A estos conceptos se suman otros dos fundamentales: el horizonte de espera y la deuda. El primero es el conjunto de proyectos, esperanzas y temores que proyectan nuestra existencia hacia el mañana y otorgan dinamismo a la conciencia. La segunda expresa el compromiso ético que nos vincula con quienes nos precedieron; la deuda no es únicamente una obligación moral, sino también una necesidad narrativa: contar para hacer justicia.

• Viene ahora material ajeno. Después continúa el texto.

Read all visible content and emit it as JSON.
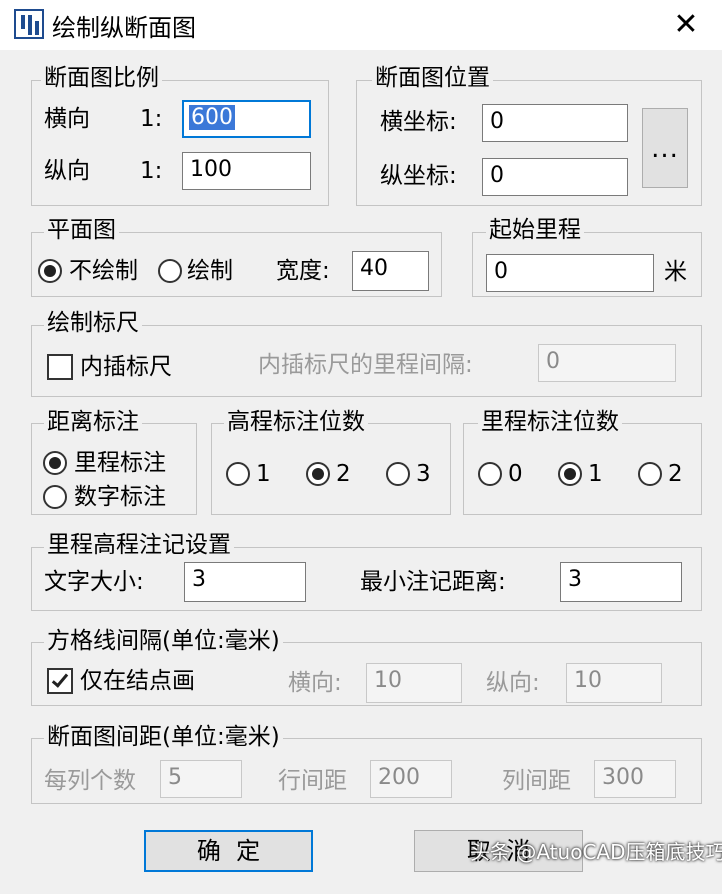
{
  "window": {
    "title": "绘制纵断面图",
    "close_glyph": "✕"
  },
  "scale": {
    "legend": "断面图比例",
    "horizontal_label": "横向",
    "horizontal_prefix": "1:",
    "horizontal_value": "600",
    "vertical_label": "纵向",
    "vertical_prefix": "1:",
    "vertical_value": "100"
  },
  "position": {
    "legend": "断面图位置",
    "x_label": "横坐标:",
    "x_value": "0",
    "y_label": "纵坐标:",
    "y_value": "0",
    "pick_label": "..."
  },
  "plan": {
    "legend": "平面图",
    "no_draw_label": "不绘制",
    "draw_label": "绘制",
    "selected": "不绘制",
    "width_label": "宽度:",
    "width_value": "40"
  },
  "start_mileage": {
    "legend": "起始里程",
    "value": "0",
    "unit": "米"
  },
  "ruler": {
    "legend": "绘制标尺",
    "interp_label": "内插标尺",
    "interp_checked": false,
    "interval_label": "内插标尺的里程间隔:",
    "interval_value": "0"
  },
  "distance_annot": {
    "legend": "距离标注",
    "options": [
      "里程标注",
      "数字标注"
    ],
    "selected": "里程标注"
  },
  "elev_digits": {
    "legend": "高程标注位数",
    "options": [
      "1",
      "2",
      "3"
    ],
    "selected": "2"
  },
  "mileage_digits": {
    "legend": "里程标注位数",
    "options": [
      "0",
      "1",
      "2"
    ],
    "selected": "1"
  },
  "annotation": {
    "legend": "里程高程注记设置",
    "text_size_label": "文字大小:",
    "text_size_value": "3",
    "min_dist_label": "最小注记距离:",
    "min_dist_value": "3"
  },
  "grid": {
    "legend": "方格线间隔(单位:毫米)",
    "nodes_only_label": "仅在结点画",
    "nodes_only_checked": true,
    "horizontal_label": "横向:",
    "horizontal_value": "10",
    "vertical_label": "纵向:",
    "vertical_value": "10"
  },
  "spacing": {
    "legend": "断面图间距(单位:毫米)",
    "per_col_label": "每列个数",
    "per_col_value": "5",
    "row_label": "行间距",
    "row_value": "200",
    "col_label": "列间距",
    "col_value": "300"
  },
  "buttons": {
    "ok": "确  定",
    "cancel": "取  消"
  },
  "watermark": "头条 @AtuoCAD压箱底技巧"
}
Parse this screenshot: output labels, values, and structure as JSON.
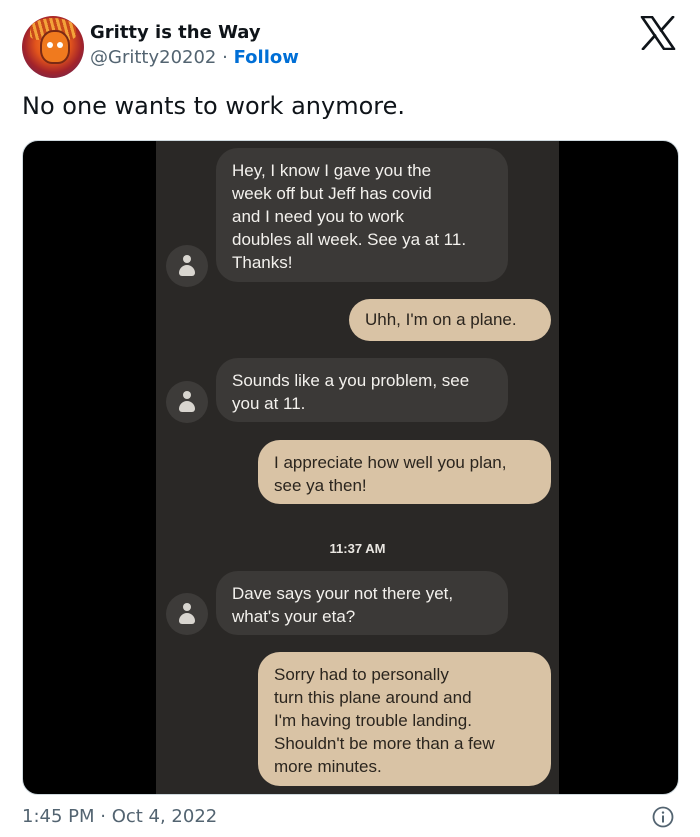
{
  "author": {
    "display_name": "Gritty is the Way",
    "handle": "@Gritty20202",
    "separator": "·",
    "follow_label": "Follow"
  },
  "tweet": {
    "text": "No one wants to work anymore.",
    "timestamp": "1:45 PM · Oct 4, 2022"
  },
  "icons": {
    "logo": "x-logo-icon",
    "info": "info-icon",
    "contact": "contact-person-icon"
  },
  "colors": {
    "follow_blue": "#006fd6",
    "sent_bubble": "#d9c3a5",
    "received_bubble": "#3b3937",
    "phone_background": "#2a2826"
  },
  "messages": [
    {
      "direction": "received",
      "lines": [
        "Hey, I know I gave you the",
        "week off but Jeff has covid",
        "and I need you to work",
        "doubles all week. See ya at 11.",
        "Thanks!"
      ]
    },
    {
      "direction": "sent",
      "lines": [
        "Uhh, I'm on a plane."
      ]
    },
    {
      "direction": "received",
      "lines": [
        "Sounds like a you problem, see",
        "you at 11."
      ]
    },
    {
      "direction": "sent",
      "lines": [
        "I appreciate how well you plan,",
        "see ya then!"
      ]
    },
    {
      "direction": "received",
      "lines": [
        "Dave says your not there yet,",
        "what's your eta?"
      ]
    },
    {
      "direction": "sent",
      "lines": [
        "Sorry had to personally",
        "turn this plane around and",
        "I'm having trouble landing.",
        "Shouldn't be more than a few",
        "more minutes."
      ]
    }
  ],
  "message_time": "11:37 AM"
}
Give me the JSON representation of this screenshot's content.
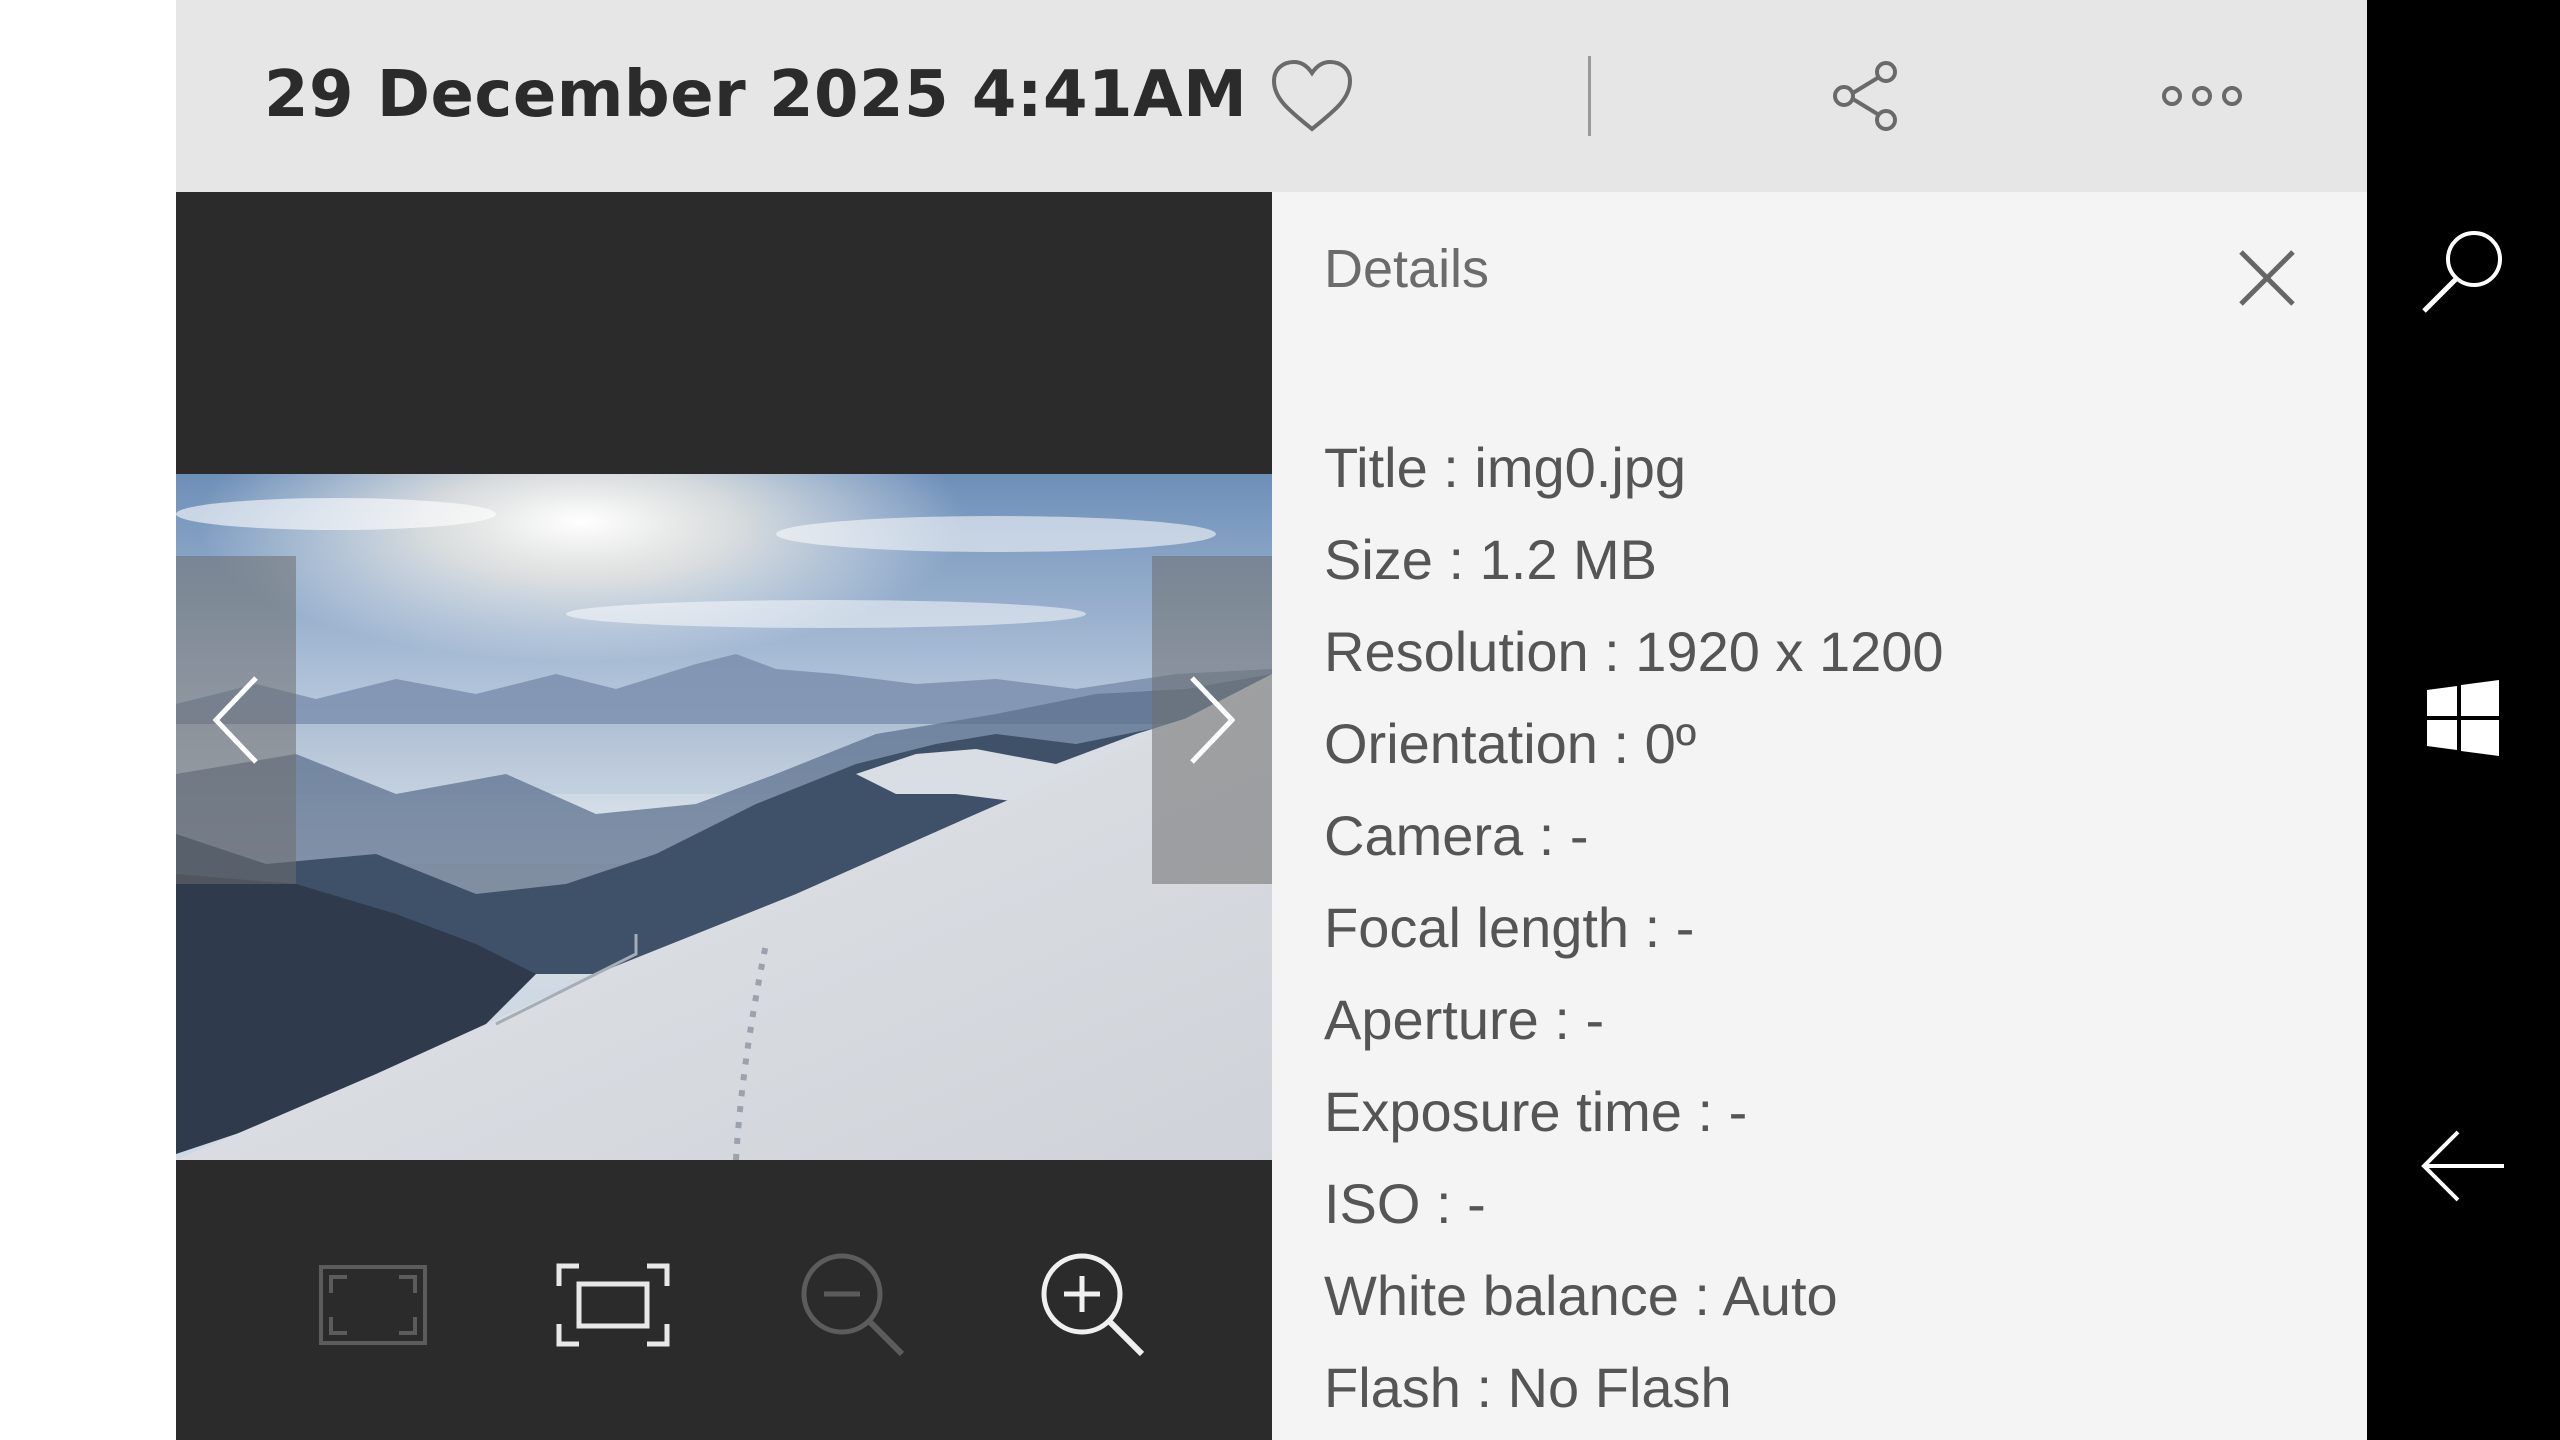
{
  "header": {
    "datetime": "29 December 2025 4:41AM",
    "icons": [
      "heart-icon",
      "share-icon",
      "more-icon"
    ]
  },
  "viewer": {
    "image_description_icon": "mountain-snow-photo",
    "nav": {
      "prev_icon": "chevron-left-icon",
      "next_icon": "chevron-right-icon"
    },
    "tools": [
      "fit-screen-icon",
      "actual-size-icon",
      "zoom-out-icon",
      "zoom-in-icon"
    ],
    "zoom_out_enabled": false,
    "fit_enabled": false
  },
  "details": {
    "heading": "Details",
    "rows": [
      "Title : img0.jpg",
      "Size : 1.2 MB",
      "Resolution : 1920 x 1200",
      "Orientation : 0º",
      "Camera : -",
      "Focal length : -",
      "Aperture : -",
      "Exposure time : -",
      "ISO : -",
      "White balance : Auto",
      "Flash : No Flash"
    ]
  },
  "system": {
    "icons": [
      "search-icon",
      "windows-start-icon",
      "back-arrow-icon"
    ]
  },
  "colors": {
    "topbar": "#e6e6e6",
    "viewer_bg": "#2b2b2b",
    "panel_bg": "#f4f4f4",
    "system_bar": "#000000"
  }
}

Ricoeur distingue el pasado como "ya no" del pasado como "carácter de haber sido". Esta última idea constituye uno de los pilares de su pensamiento. Lo que ha sido jamás puede ser borrado de la realidad; esa certeza rescata a nuestros seres queridos del abismo del "ya no es" para integrarlos al "siempre fue". En ese tránsito aparece lo que denomina el trabajo del duelo: recordar verdaderamente exige aceptar que lo amado ha desaparecido en su materialidad. Solo entonces el trabajo de la memoria puede desplegarse plenamente; al aceptar la pérdida, el ser humano se libera de la compulsión de la repetición y transforma la deuda con el pasado en un proyecto. La historia deja de ser una cárcel para convertirse en horizonte.

Todo ello conduce, en la perspectiva de Ricoeur, a una ética del cuidado de lo inolvidable. El duelo permite transitar de una memoria herida hacia una memoria justa. En ese proceso, la selectividad de la memoria no representa un fracaso de la exactitud histórica, sino una estrategia de configuración narrativa y de protección vital. Al recordar a los padres, operamos una reconciliación: la memoria selecciona, reorganiza e incluso resignifica imágenes para construir un relato que otorgue sentido frente a la destrucción del tiempo. No se trata de falsear la historia; se trata de honrar la esencia del vínculo.

Ricoeur afirma que el pasado es un "cementerio de promesas incumplidas". Nuestros padres no son únicamente aquello que hicieron, sino también aquello que soñaron ser y no alcanzaron a realizar. Honrarlos consiste, en parte, en rescatar esos proyectos frustrados, esas promesas inconclusas, y ofrecerles una nueva posibilidad de existencia en el horizonte de espera de los hijos. Al final, somos seres narrados por nuestros vínculos; vivimos del cuidado de lo inolvidable y encontramos en la dignificación de quienes amamos una forma de herencia y, también, una manera de habitar el mundo.